Bonum Certa Men Certa

The Nightmare Before Christmas: Unitary Patent Reportedly Approved

Battle against European interests takes a "unitary" costume

The Battle of Trafalgar
The Battle of Trafalgar



Summary: Early reports suggest that the back door for software patents in Europe gets past another hurdle

ONE particular Web site says that "[the European p]arliament approves EU unitary patent rules," but we are not sure just how irreversible that is. To quote the news site in question:



In three separate voting sessions, MEPs approved the so-called "EU patent package" (unitary patent, language regime and unified patent court).


Here is a less definite claim. As as reminder, this impacts software patents in Europe, so it is a very important matter which deserves more media attention. Those in charge are snubbing opposition, which only discredits any decision that is made.

We tried to find some clarifications in Twitter, but so far we have found none. A lot of MEPs are completely misguided and easily deceived/bamboozled by the propaganda.

MEP Chris Davies wrote that "MEPs just voted to introduce a common EU patent law, with translations into just 3 languages. Cuts costs hugely. Big boost for innovators.'

The FSFE's Karsten Gerloff writes: "MEP Lichtenberger: Current proposal won't create a European patent"

And also: "Lichtenberger: EPO often goes up to and beyond limits of patentable subject matter on life, software, other matters "

Glyn Moody commented on one of Gerloff's tweets: "MT @kgerloff MEP Karim: We need more patents on everything to compete w/ China, US #swpat >>show us the evidence, then"

One can see how deluded those people are. Monopolies have an adverse effect.

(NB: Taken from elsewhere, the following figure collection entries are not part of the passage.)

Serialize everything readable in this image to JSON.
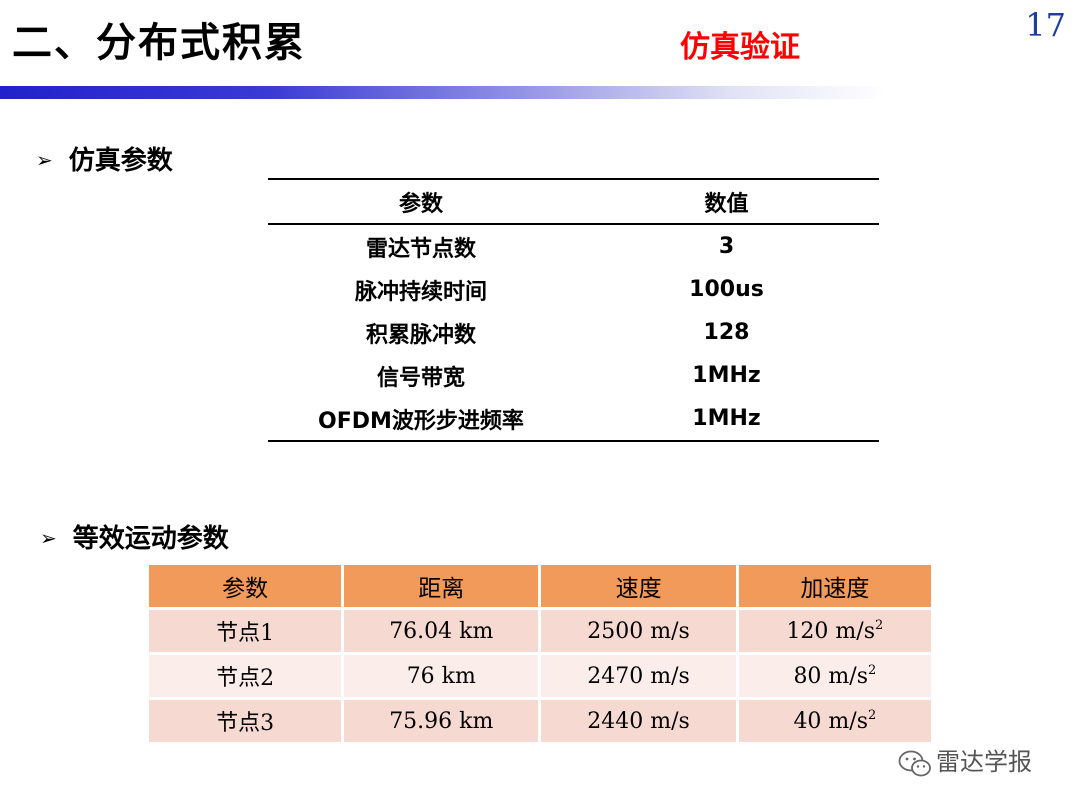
{
  "header": {
    "title": "二、分布式积累",
    "section": "仿真验证",
    "page_number": "17"
  },
  "section1": {
    "heading": "仿真参数",
    "table": {
      "headers": [
        "参数",
        "数值"
      ],
      "rows": [
        [
          "雷达节点数",
          "3"
        ],
        [
          "脉冲持续时间",
          "100us"
        ],
        [
          "积累脉冲数",
          "128"
        ],
        [
          "信号带宽",
          "1MHz"
        ],
        [
          "OFDM波形步进频率",
          "1MHz"
        ]
      ]
    }
  },
  "section2": {
    "heading": "等效运动参数",
    "table": {
      "headers": [
        "参数",
        "距离",
        "速度",
        "加速度"
      ],
      "rows": [
        {
          "node": "节点1",
          "range": "76.04 km",
          "velocity": "2500 m/s",
          "accel": "120 m/s",
          "accel_exp": "2"
        },
        {
          "node": "节点2",
          "range": "76 km",
          "velocity": "2470 m/s",
          "accel": "80 m/s",
          "accel_exp": "2"
        },
        {
          "node": "节点3",
          "range": "75.96 km",
          "velocity": "2440 m/s",
          "accel": "40 m/s",
          "accel_exp": "2"
        }
      ]
    }
  },
  "watermark": {
    "text": "雷达学报",
    "icon": "wechat-icon"
  },
  "colors": {
    "section_tag": "#ff0000",
    "page_number": "#1d3ca6",
    "header_bar": "#2222cc",
    "table_header": "#f29a5a",
    "table_row_dark": "#f6dad2",
    "table_row_light": "#fbeeea"
  }
}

Maël Brunet writes: "Gallo credits nonsense on supposed correlation between innovation and number of patents filed"

The FFII's mailing lists have had a bunch of posts today. One message from Elver says that today's press release on the unitary-patent.eu website (by April) claims: "A possible recourse by a Member State before the ECJ could finally sack the entire text for its illegality: the opinion of the Advocate general alludes to the result of such action is far from being certain."

The question is: "What is meant by this? Does it mean that if a member state asks the ECJ's opinion, the ECJ could sack the whole thing? Or what's going on here?"

"The fundamental problem is that this process is not open to any citizen," says another poster.

Another FFII subscriber says: "Can you point me to the relevant part of the TFEU and how such a request would be made? Does it involve the parliament? And what would be some problem areas that should be looked at? We have some friends at the Ministry of Justice as well as the parliament, so if this is something the parliament can request as part of the ratification process (assuming there is a ratification process), then I think there's a good chance we can get it done here in Estonia."

Benjamin Henrion, the FFII's president, says that "[a]ny Member State can do it. So a vote in a National Parliament would be a start." MEPs tend to override local sovereignty, so no wonder hostile policies can be passed, clearly against the interests of citizens.